What’s interesting is that we’re seeing companies’ product roadmaps emulating what the B to C education companies have been doing, and seeing how much investment is going into them. There was lot of hype about digitization and adaptive learning in 2015-16, but in the last two to three years traditional products have done better than expected — print revenues held up. Now learning platforms are being prioritized in a genuine way.
3. Do you think education will go back to what was considered normal before?
Some of what we are seeing is just accelerated digitization. An interesting change, however, is the role of the parent. To some degree, teachers have been found out; parents have seen how little their children learn in school. Parents come to this with experience with B to C products. Now they have been forced to use school products, and they prefer the ones that are learner-centered and designed to be self-directed. The role of the teacher will continue to be very strong, but the good products are ones that enable children to work independently, where the teacher’s role is more one of reinforcement. This is where the digital disruptors that started on the B to C side are doing well.

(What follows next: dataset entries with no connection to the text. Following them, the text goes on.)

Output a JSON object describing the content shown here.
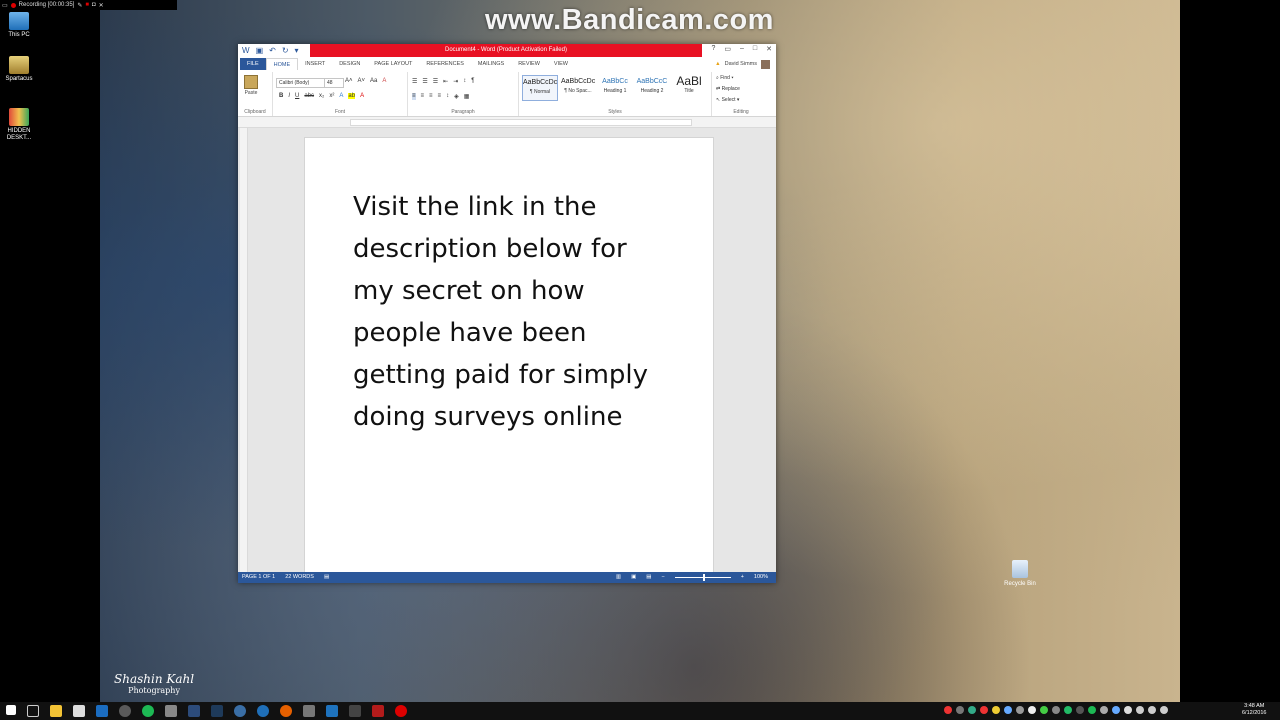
{
  "watermark": "www.Bandicam.com",
  "recorder": {
    "status": "Recording [00:00:35]"
  },
  "desktop": {
    "icons": [
      {
        "label": "This PC"
      },
      {
        "label": "Spartacus"
      },
      {
        "label": "HIDDEN DESKT..."
      }
    ],
    "recycle_bin": "Recycle Bin",
    "signature": {
      "name": "Shashin Kahl",
      "sub": "Photography"
    }
  },
  "word": {
    "title": "Document4 - Word (Product Activation Failed)",
    "tabs": [
      "FILE",
      "HOME",
      "INSERT",
      "DESIGN",
      "PAGE LAYOUT",
      "REFERENCES",
      "MAILINGS",
      "REVIEW",
      "VIEW"
    ],
    "active_tab": "HOME",
    "user": "David Simms",
    "ribbon": {
      "paste_label": "Paste",
      "font_name": "Calibri (Body)",
      "font_size": "48",
      "group_labels": [
        "Clipboard",
        "Font",
        "Paragraph",
        "Styles",
        "Editing"
      ],
      "styles": [
        {
          "sample": "AaBbCcDc",
          "name": "¶ Normal"
        },
        {
          "sample": "AaBbCcDc",
          "name": "¶ No Spac..."
        },
        {
          "sample": "AaBbCc",
          "name": "Heading 1"
        },
        {
          "sample": "AaBbCcC",
          "name": "Heading 2"
        },
        {
          "sample": "AaBl",
          "name": "Title"
        }
      ],
      "editing": [
        "Find ▾",
        "Replace",
        "Select ▾"
      ]
    },
    "document_text": "Visit the link in the description below for my secret on how people have been getting paid for simply doing surveys online",
    "status": {
      "page": "PAGE 1 OF 1",
      "words": "22 WORDS",
      "zoom": "100%"
    }
  },
  "clock": {
    "time": "3:48 AM",
    "date": "6/12/2016"
  },
  "colors": {
    "word_blue": "#2b579a",
    "title_red": "#e81123"
  }
}
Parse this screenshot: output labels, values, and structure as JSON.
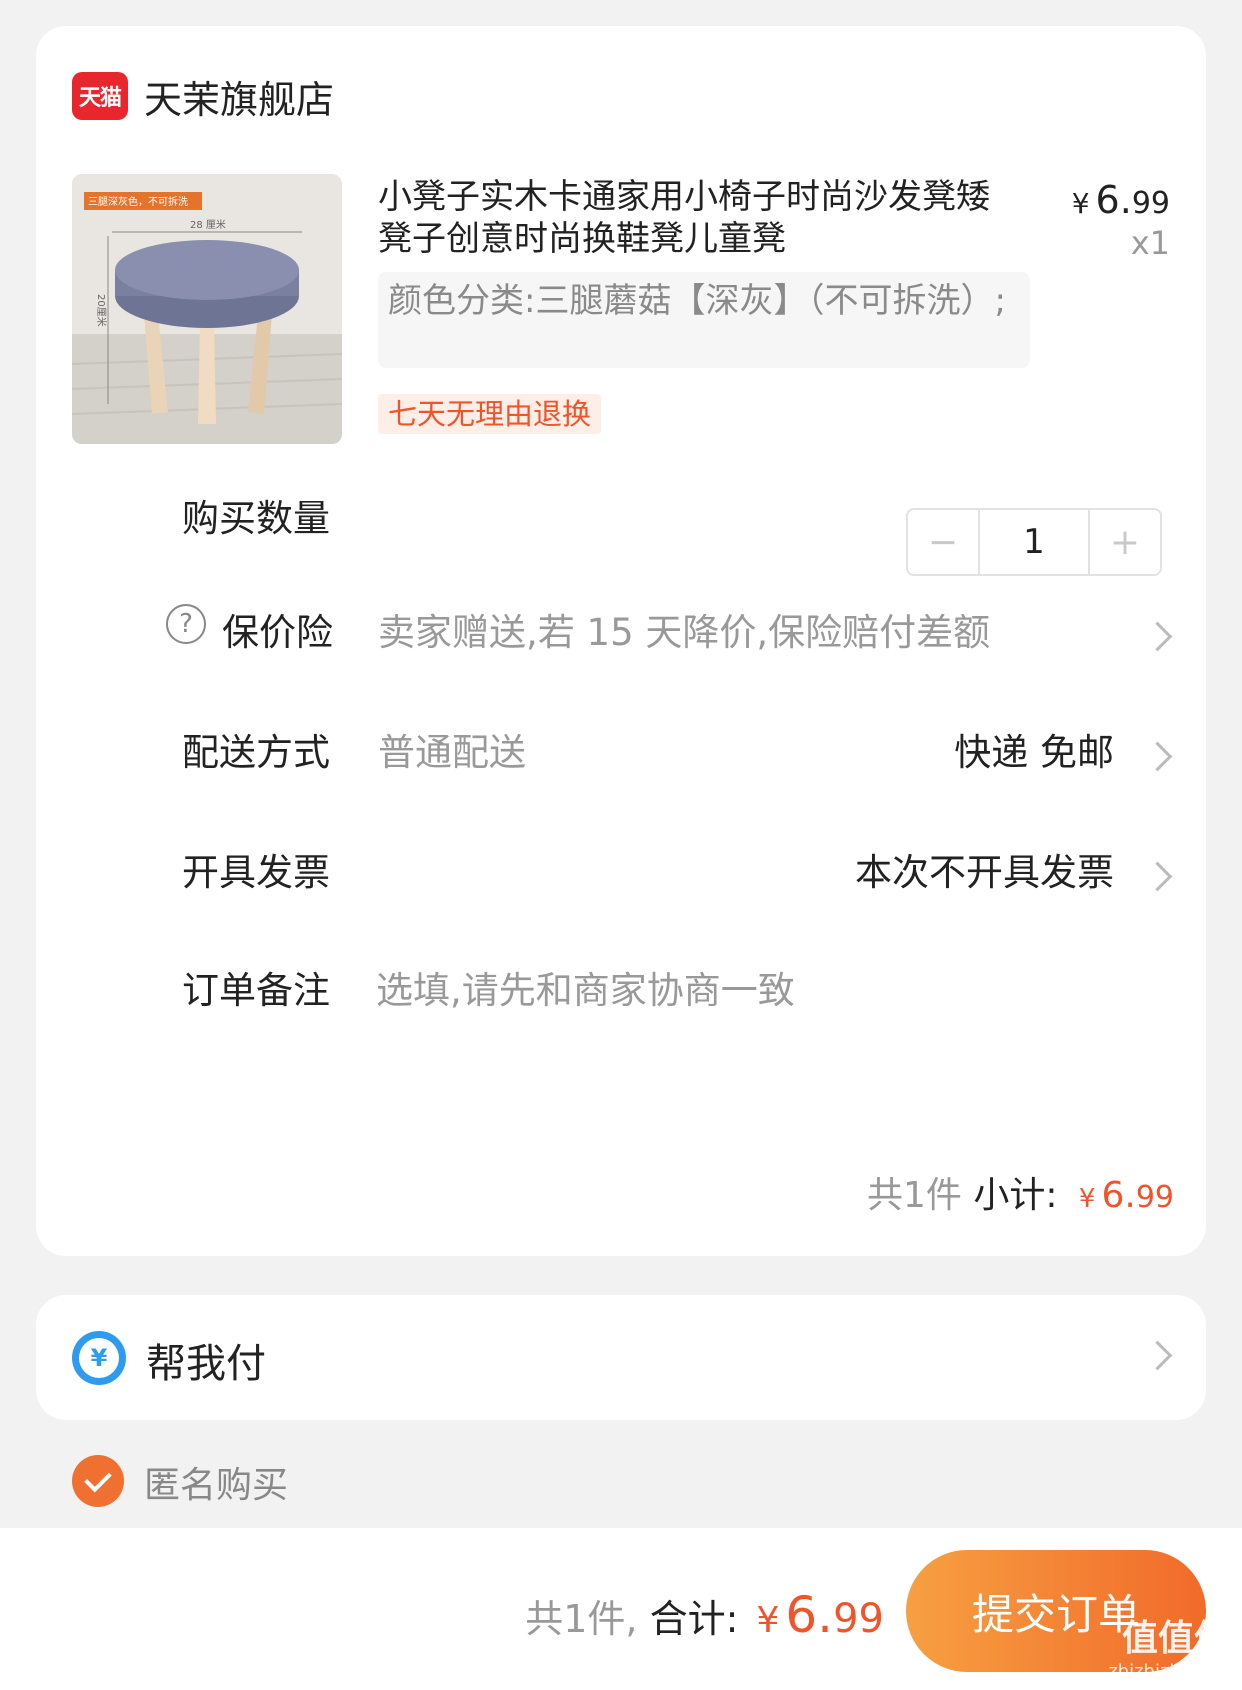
{
  "store": {
    "logo_text": "天猫",
    "name": "天茉旗舰店"
  },
  "product": {
    "title": "小凳子实木卡通家用小椅子时尚沙发凳矮凳子创意时尚换鞋凳儿童凳",
    "price_symbol": "¥",
    "price_int": "6.",
    "price_frac": "99",
    "quantity_label": "x1",
    "sku": "颜色分类:三腿蘑菇【深灰】（不可拆洗）;",
    "service_tag": "七天无理由退换",
    "thumb_badge": "三腿深灰色，不可拆洗",
    "thumb_width_label": "28 厘米",
    "thumb_height_label": "20厘米"
  },
  "rows": {
    "quantity": {
      "label": "购买数量",
      "value": "1",
      "minus": "−",
      "plus": "+"
    },
    "insurance": {
      "label": "保价险",
      "help": "?",
      "text": "卖家赠送,若 15 天降价,保险赔付差额"
    },
    "delivery": {
      "label": "配送方式",
      "text": "普通配送",
      "value": "快递 免邮"
    },
    "invoice": {
      "label": "开具发票",
      "value": "本次不开具发票"
    },
    "note": {
      "label": "订单备注",
      "placeholder": "选填,请先和商家协商一致"
    }
  },
  "subtotal": {
    "count": "共1件",
    "label": "小计:",
    "symbol": "¥",
    "amount_int": "6.",
    "amount_frac": "99"
  },
  "pay_for_me": {
    "icon": "¥",
    "label": "帮我付"
  },
  "anonymous": {
    "label": "匿名购买",
    "checked": true
  },
  "footer": {
    "count": "共1件,",
    "label": "合计:",
    "symbol": "¥",
    "amount_int": "6.",
    "amount_frac": "99",
    "submit": "提交订单",
    "watermark_logo": "值值值",
    "watermark_url": "zhizhizhi.com"
  },
  "colors": {
    "accent": "#f1542a",
    "tmall_red": "#e8262d",
    "pay_blue": "#2d9cf0",
    "button_start": "#f7a042",
    "button_end": "#f16a2a"
  }
}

Since parents have been exposed to what their kids are doing, product developers have been forced to up their game. A lot of companies are taking their lead from the B to C education companies. As a result, I think we’re going to see a lot of consolidation: B to C companies will start to be acquired by the big educational publishers.

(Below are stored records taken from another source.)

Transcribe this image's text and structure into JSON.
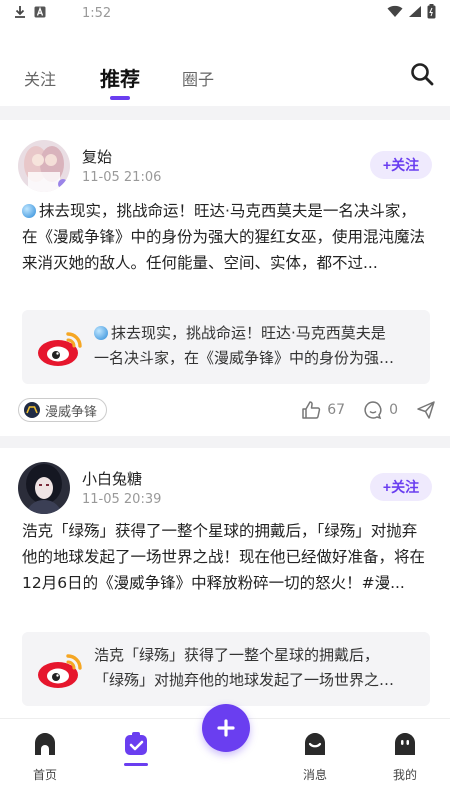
{
  "status_bar": {
    "time": "1:52"
  },
  "tabs": [
    {
      "label": "关注"
    },
    {
      "label": "推荐"
    },
    {
      "label": "圈子"
    }
  ],
  "posts": [
    {
      "username": "复始",
      "time": "11-05 21:06",
      "follow_label": "+关注",
      "content": "抹去现实，挑战命运！旺达·马克西莫夫是一名决斗家，在《漫威争锋》中的身份为强大的猩红女巫，使用混沌魔法来消灭她的敌人。任何能量、空间、实体，都不过...",
      "share_line1": "抹去现实，挑战命运！旺达·马克西莫夫是",
      "share_line2": "一名决斗家，在《漫威争锋》中的身份为强…",
      "topic": "漫威争锋",
      "likes": "67",
      "comments": "0"
    },
    {
      "username": "小白兔糖",
      "time": "11-05 20:39",
      "follow_label": "+关注",
      "content": "浩克「绿殇」获得了一整个星球的拥戴后，「绿殇」对抛弃他的地球发起了一场世界之战！现在他已经做好准备，将在12月6日的《漫威争锋》中释放粉碎一切的怒火！#漫...",
      "share_line1": "浩克「绿殇」获得了一整个星球的拥戴后，",
      "share_line2": "「绿殇」对抛弃他的地球发起了一场世界之…"
    }
  ],
  "bottom_nav": [
    {
      "label": "首页"
    },
    {
      "label": ""
    },
    {
      "label": "消息"
    },
    {
      "label": "我的"
    }
  ],
  "colors": {
    "accent": "#6a3ef0",
    "follow_bg": "#efeafd"
  }
}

4. What other kinds of changes have you been seeing in the market?
We have also seen changes in sales and marketing. Schools have been closed, so sales reps couldn’t visit them. This doesn’t change education but it does change sales channels. Companies with large sales forces have had to set up remote sales process and do much more digital marketing. There’s been a big rise in online purchasing, which is a big change for large organizations.
Also, on the product side, we have seen changes in how to approach adaptive learning. For years, we did adaptive learning the traditional way: you diagnose the competencies of students against learning objectives and design the learning paths accordingly. We got a lot of inquiries this year about students’ emotional well-being: for example, can you assess their level of stress? Teachers who are teaching remotely have trouble knowing how their kids are doing. We already had ways to monitor learning and motivation — that’s something we model – but before we just looked at abandonment and panicking. Now we are finding more ways to monitor stress levels and analyze subjective feedback within the process. For example, we ask younger students how they are feeling with smiley faces or use language analysis on open responses to understand how they feel a session is going, and build that into our learner models.

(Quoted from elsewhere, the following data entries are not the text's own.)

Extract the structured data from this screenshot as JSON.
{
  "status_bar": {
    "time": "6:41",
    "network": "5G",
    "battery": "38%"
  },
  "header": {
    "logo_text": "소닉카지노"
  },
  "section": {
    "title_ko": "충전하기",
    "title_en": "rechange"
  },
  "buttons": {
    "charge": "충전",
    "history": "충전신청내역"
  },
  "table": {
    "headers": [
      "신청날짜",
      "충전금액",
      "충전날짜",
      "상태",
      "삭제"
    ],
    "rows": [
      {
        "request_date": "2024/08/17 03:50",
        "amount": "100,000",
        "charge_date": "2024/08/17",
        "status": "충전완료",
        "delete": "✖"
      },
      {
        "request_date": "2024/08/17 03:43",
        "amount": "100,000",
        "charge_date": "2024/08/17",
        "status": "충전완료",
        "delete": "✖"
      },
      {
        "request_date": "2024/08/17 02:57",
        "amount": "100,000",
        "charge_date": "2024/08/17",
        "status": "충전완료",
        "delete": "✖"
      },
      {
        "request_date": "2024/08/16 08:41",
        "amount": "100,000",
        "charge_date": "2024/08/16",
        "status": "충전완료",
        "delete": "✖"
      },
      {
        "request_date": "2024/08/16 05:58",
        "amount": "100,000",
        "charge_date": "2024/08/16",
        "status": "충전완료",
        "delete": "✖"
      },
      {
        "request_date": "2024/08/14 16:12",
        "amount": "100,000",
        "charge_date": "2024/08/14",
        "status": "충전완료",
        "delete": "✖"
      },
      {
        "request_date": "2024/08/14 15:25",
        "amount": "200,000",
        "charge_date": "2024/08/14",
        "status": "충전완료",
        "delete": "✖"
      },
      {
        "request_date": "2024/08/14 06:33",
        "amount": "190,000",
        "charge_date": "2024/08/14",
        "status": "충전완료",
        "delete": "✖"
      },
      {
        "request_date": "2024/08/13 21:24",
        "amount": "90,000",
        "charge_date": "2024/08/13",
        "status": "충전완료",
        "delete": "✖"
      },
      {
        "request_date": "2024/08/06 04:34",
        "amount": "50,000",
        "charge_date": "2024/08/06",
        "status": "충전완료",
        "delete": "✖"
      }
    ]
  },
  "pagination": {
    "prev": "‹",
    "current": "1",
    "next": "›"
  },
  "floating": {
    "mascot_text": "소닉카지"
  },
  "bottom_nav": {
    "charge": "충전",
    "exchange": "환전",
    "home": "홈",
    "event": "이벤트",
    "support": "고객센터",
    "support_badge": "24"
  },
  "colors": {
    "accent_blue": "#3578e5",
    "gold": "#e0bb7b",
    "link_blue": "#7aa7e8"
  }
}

5. Since your customers are mostly outside of North America and our readership is predominantly in the United States, can you share some insights about what’s happening around the world that an American audience should know about?
In Europe, my view is country by country. What is different here from the U.S. is that a lot of countries are less mature, in terms of their use of digital products. Companies will be forced to accelerate their digital transitions. As a result, there will be consolidation in the market. You’ve seen Sanoma’s acquisition of Santillana Spain (announced in October), a leading Spanish provider of K-12 materials. Some smaller companies will see the same thing happen. Big companies have had a good year, but they recognize their own strategic weaknesses.